Prove that the projection operator $\mathbb P_+\equiv|+z\rangle\!\langle +z|$ is Hermitian

Any projection operator can be written in the form $$ P = \sum_{j = 1}^r |\psi_j \rangle \langle \psi_j | $$ Where $\psi_1,\dots,\psi_n$ is an orthonormal basis of our Hilbert space. Given $\psi = c_1\psi_1 + \cdots + c_n \psi_n$, we calculate $$ \langle\psi| P = \langle \psi | \left(\sum_{j = 1}^r |\psi_j \rangle \langle \psi_j | \right) = \sum_{j = 1}^r \langle \psi \mid \psi_j \rangle \langle \psi_j | =\\ \sum_{j = 1}^r \langle \psi_j \mid \psi \rangle^* \langle \psi_j | = \sum_{j = 1}^r c_j^* \langle \psi_j | $$ This is the bra corresponding to the ket $P |\psi \rangle = \sum_{j=1}^r c_j | \psi_j \rangle$. So, $P$ is self-adjoint.

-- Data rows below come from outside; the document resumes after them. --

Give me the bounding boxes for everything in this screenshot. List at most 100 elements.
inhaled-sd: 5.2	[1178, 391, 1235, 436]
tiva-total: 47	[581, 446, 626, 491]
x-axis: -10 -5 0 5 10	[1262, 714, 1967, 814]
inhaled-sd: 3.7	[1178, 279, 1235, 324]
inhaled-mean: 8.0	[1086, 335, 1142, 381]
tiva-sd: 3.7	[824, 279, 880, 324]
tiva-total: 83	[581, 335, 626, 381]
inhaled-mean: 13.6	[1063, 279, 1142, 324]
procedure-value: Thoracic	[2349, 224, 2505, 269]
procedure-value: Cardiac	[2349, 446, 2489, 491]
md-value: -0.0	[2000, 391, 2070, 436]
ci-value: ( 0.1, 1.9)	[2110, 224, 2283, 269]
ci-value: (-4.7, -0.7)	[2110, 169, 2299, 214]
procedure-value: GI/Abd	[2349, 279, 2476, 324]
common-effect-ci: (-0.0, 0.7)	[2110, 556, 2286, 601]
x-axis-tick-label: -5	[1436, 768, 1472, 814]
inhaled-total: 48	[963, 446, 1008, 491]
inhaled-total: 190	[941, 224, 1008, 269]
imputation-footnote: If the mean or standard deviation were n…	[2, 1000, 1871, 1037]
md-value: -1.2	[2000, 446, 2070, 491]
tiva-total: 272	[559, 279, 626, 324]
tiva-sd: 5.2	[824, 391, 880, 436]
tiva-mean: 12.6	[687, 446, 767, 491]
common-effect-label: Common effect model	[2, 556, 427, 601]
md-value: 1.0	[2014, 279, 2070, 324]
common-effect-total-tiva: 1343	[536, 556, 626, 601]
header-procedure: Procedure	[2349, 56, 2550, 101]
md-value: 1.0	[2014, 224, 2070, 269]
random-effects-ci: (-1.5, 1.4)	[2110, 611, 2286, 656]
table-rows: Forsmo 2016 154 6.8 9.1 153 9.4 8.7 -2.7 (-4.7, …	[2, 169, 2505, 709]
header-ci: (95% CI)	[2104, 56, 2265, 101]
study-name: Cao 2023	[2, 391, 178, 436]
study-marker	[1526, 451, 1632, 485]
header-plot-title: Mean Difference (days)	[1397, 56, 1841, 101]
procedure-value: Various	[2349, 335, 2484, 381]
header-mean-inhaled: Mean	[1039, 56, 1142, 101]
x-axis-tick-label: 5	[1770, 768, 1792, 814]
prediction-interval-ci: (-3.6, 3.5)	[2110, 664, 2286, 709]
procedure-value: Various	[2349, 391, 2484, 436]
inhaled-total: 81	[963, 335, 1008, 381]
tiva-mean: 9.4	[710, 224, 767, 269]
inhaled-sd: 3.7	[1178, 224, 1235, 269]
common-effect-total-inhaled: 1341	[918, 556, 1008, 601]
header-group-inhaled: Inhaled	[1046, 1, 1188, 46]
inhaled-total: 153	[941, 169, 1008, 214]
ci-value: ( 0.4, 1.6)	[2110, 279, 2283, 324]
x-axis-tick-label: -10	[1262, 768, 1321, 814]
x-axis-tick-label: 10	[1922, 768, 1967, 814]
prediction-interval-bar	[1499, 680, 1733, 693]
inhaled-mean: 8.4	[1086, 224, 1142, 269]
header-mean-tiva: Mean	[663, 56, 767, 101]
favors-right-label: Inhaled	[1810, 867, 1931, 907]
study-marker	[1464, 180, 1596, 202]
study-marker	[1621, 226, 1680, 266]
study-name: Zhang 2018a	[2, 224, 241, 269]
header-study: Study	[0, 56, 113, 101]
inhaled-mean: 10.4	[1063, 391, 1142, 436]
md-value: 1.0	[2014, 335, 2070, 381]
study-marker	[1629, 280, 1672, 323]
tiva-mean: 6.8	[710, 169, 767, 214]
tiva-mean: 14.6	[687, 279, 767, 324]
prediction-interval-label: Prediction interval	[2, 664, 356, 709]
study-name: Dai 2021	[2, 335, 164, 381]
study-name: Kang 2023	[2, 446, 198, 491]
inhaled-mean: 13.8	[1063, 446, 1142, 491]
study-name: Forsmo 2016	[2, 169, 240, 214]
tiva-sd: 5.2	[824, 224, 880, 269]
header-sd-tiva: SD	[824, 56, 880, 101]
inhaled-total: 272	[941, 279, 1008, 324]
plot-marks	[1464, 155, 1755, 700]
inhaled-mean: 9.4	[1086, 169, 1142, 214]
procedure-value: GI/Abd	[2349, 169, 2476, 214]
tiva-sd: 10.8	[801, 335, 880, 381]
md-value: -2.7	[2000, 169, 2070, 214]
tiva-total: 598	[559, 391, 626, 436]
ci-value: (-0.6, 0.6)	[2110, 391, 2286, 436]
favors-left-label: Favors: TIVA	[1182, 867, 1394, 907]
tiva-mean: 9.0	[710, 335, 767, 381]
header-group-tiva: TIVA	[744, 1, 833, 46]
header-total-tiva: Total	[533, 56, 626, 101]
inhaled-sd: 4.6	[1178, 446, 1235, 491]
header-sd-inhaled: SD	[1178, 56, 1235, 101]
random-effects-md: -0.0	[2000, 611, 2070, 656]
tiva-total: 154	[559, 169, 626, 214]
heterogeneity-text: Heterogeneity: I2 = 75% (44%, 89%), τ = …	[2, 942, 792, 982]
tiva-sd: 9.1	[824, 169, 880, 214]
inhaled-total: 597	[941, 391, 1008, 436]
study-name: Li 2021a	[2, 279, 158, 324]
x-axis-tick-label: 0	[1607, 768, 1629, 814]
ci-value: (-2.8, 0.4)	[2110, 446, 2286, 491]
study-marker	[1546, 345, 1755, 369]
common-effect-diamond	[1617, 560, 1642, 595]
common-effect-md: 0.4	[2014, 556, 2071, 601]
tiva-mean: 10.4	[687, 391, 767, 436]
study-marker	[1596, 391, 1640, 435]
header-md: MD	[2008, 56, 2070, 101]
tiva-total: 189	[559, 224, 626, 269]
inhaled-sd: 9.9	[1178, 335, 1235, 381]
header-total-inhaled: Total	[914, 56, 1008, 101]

I assume from the comments that $P$ is a rank-1 projection, and so it is of the form $$P=|\psi\rangle\langle\psi|$$ for some vector $|\psi\rangle$ in the Hilbert space. Observe that, in a sense, $|\psi\rangle^*=\langle\psi|$ in Dirac notation, whence $$P^* = (\langle\psi|)^*(|\psi\rangle)^*,$$ and since the $*$ is involutive one has $$P^*=|\psi\rangle\langle\psi| = P.$$

The "idempotency" $P^2 = P$ comes from a direct computation $$P^2 = |\psi\rangle\langle\psi|\psi\rangle\langle\psi|=|\psi\rangle\langle\psi|=P$$ since $|\psi\rangle$ is assumed to be a vector of norm one, so that $\Vert\psi\Vert^2 = \langle\psi|\psi\rangle=1$.